Teshome Gelana sorgte für den Höhepunkt in Houston. © www.photorun.net
Der Houston-Marathon hat seine starke Entwicklung fortgesetzt. Sowohl bei den Männern als auch den Frauen wurden erneut Streckenrekorde aufgestellt. Dabei waren zwei äthiopische Läufer am Ende ganz vorne: Teshome Gelana gewann das Männerrennen in 2:07:37 Stunden und seine Landsfrau Teyba Erkesso wiederholte ihren Vorjahreserfolg in 2:23:53 Stunden. Rennen über kürzere Distanzen mit eingerechnet, ging bei kühlen Temperaturen und Sonnenschein die Rekordzahl von über 30.000 Läufern bei der 38. Auflage des Chevron Houston-Marathons an den Start. Charity-Läufer sammelten dabei 1,4 Millionen US-Dollar, die 46 Wohltätigkeits- organisationen im Raum Houston zugute kommen.
Der 25-jährige Teshome Gelana löste sich sieben Kilometer vor dem Ziel aus einer fünfköpfigen Spitzengruppe und feierte im Ziel eine deutliche Steigerung seiner persönlichen Bestzeit. Nie zuvor war der Äthiopier unter 2:10 geblieben. Der persönliche Rekord von Gelana aus dem Jahr 2008 stand bei 2:11:50 Stunden, die er damals mit Platz acht in Reims (Frankreich) erreicht hatte. Im vergangenen September gewann er den Warschau-Marathon in 2:12:03. In Houston blieb er nun 15 Sekunden unter dem Kursrekord, den sein Landsmann Deriba Merga vor einem Jahr aufgestellt hatte. „Ich hatte nicht erwartet, dass ich so schnell laufen würde. Ich hoffe, dass ich in der Zukunft noch an weiteren großen Rennen teilnehmen werde. 2:05 Stunden traue ich mir zu”, erklärte Teshome Gelana, der in Houston vor seinem Landsmann Zembaba Yigeze (2:08:27) und dem Kenianer Jason Mbote (2:08:58) im Ziel war.

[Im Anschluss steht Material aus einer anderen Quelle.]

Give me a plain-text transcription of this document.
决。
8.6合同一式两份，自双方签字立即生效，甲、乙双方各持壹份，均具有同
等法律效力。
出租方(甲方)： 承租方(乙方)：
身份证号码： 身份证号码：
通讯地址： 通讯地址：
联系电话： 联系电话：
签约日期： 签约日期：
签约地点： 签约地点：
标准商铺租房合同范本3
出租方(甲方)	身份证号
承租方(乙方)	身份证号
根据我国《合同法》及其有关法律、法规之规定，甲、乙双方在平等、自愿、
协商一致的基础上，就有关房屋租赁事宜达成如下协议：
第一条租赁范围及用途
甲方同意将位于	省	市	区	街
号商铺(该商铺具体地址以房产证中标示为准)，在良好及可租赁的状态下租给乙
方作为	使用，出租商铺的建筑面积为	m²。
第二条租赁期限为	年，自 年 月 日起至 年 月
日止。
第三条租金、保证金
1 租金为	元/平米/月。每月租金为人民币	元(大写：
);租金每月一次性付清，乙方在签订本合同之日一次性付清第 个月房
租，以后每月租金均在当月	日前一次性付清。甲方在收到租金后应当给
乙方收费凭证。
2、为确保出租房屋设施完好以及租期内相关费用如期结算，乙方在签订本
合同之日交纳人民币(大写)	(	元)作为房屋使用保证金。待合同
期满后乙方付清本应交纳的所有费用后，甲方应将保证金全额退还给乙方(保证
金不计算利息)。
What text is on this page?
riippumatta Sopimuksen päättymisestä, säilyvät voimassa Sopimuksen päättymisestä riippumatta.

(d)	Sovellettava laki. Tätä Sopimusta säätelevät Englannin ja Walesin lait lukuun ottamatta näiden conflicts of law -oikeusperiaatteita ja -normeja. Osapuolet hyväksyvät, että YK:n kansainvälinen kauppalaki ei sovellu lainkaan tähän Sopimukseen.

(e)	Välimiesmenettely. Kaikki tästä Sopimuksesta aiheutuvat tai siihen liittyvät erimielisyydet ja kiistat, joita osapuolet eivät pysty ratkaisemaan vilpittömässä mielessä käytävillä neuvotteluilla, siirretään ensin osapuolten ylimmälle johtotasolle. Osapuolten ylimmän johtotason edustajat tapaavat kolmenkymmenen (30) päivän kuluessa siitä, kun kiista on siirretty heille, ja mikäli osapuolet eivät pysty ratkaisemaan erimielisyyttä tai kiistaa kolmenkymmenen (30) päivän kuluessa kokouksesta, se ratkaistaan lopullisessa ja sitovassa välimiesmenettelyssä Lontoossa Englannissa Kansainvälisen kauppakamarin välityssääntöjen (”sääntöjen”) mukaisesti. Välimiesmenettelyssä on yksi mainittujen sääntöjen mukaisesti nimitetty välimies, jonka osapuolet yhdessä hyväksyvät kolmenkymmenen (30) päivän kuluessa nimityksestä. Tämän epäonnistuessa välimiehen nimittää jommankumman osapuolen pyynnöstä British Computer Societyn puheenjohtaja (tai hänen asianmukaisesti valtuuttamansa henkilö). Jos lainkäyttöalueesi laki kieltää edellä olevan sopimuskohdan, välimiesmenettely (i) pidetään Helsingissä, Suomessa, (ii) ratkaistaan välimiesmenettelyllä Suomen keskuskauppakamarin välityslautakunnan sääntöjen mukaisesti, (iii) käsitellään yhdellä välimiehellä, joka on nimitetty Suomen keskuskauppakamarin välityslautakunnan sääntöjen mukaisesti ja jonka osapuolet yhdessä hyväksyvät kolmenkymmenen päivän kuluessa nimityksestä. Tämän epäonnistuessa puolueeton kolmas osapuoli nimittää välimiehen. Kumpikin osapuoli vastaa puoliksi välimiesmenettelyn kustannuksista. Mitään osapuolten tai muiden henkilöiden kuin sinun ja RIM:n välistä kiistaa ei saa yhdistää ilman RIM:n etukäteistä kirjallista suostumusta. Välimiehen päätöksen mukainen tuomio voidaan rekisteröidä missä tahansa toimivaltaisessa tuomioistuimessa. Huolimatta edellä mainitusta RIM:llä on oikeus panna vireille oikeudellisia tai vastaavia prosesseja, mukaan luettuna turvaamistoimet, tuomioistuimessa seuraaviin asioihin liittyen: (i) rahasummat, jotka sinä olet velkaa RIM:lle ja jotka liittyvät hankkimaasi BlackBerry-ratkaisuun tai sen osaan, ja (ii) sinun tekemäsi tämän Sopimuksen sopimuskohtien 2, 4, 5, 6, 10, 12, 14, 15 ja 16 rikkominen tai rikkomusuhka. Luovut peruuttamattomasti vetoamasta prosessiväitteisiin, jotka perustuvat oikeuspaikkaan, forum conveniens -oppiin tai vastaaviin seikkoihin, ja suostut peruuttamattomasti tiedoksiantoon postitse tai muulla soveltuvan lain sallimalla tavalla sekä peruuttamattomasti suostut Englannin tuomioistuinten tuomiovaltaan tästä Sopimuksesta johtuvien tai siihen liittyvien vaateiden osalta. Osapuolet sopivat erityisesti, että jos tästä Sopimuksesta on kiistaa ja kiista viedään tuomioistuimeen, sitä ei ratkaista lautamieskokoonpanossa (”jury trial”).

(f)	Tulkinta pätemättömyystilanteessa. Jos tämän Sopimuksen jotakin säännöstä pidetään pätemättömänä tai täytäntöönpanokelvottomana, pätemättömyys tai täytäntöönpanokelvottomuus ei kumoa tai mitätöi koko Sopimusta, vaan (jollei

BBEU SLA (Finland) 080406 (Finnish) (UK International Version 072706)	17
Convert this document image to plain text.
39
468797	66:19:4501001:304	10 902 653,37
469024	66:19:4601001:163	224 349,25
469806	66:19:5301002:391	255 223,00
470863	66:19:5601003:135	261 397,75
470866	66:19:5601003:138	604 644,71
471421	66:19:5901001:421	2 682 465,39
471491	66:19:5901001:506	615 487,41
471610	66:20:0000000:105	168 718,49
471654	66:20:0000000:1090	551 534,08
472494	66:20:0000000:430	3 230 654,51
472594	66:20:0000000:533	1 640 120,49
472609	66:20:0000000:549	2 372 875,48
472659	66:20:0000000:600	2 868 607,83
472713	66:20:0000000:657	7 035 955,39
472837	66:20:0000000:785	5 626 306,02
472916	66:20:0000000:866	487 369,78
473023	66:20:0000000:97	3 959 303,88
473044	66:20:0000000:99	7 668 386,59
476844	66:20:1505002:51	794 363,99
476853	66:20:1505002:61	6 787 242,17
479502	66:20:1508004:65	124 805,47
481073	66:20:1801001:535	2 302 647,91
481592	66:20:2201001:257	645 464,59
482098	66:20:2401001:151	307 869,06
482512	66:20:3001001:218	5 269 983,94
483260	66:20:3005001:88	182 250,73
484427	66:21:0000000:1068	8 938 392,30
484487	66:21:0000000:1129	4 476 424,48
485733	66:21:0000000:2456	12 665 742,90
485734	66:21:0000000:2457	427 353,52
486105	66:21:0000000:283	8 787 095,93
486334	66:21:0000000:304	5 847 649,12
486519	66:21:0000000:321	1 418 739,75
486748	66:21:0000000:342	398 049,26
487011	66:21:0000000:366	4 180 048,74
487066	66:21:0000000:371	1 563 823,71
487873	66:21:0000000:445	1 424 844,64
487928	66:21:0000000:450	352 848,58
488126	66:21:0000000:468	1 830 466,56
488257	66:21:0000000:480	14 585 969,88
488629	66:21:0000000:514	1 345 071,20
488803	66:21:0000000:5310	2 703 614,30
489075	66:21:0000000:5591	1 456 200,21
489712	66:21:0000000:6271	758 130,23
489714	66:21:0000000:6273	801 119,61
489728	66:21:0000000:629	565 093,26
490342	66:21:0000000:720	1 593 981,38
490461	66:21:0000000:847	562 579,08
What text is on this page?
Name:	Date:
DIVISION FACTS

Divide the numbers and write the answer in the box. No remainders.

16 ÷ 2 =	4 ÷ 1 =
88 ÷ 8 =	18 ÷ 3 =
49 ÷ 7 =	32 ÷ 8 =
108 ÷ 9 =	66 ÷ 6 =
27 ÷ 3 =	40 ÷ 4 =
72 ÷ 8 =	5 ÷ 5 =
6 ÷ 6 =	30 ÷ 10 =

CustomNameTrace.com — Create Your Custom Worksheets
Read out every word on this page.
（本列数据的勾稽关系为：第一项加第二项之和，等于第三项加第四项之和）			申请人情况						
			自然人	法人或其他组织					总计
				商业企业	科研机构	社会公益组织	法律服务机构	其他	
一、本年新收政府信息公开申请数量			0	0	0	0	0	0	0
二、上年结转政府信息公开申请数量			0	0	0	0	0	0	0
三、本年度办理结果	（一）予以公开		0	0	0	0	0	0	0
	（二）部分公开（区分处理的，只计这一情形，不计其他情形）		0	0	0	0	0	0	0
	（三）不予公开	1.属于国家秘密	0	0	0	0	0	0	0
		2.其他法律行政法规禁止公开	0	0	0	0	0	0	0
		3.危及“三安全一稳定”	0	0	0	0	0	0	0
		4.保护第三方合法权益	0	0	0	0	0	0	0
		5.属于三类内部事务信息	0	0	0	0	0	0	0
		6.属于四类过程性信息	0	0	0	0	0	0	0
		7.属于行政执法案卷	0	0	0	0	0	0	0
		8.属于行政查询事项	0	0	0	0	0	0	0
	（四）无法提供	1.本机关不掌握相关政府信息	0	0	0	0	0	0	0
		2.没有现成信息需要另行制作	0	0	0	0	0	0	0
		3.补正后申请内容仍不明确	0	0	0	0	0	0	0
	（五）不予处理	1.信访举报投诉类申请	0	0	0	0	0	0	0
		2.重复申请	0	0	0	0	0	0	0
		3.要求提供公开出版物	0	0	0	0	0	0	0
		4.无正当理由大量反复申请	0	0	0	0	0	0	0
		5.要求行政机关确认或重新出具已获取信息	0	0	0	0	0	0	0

Noch einen deutlich größeren Vorsprung hatte Teyba Erkesso, die wie vor einem Jahr den Houston-Marathon dominierte. Dabei war die 27-Jährige am Ende 25 Sekunden schneller als bei ihrem Kursrekord 2009. Mit 2:23:53 Stunden stellte sie auch eine persönliche Bestzeit auf und setzte ebenso wie Teshome Gelana ein erstes Maß in der noch ganz jungen Jahresweltbestenliste 2010. Fast fünf Minuten Rückstand hatte in Houston die zweitplatzierte Russin Margarita Plaksina (2:28:44), Rang drei belegte Alemitu Abera (Äthiopien) in 2:31:01.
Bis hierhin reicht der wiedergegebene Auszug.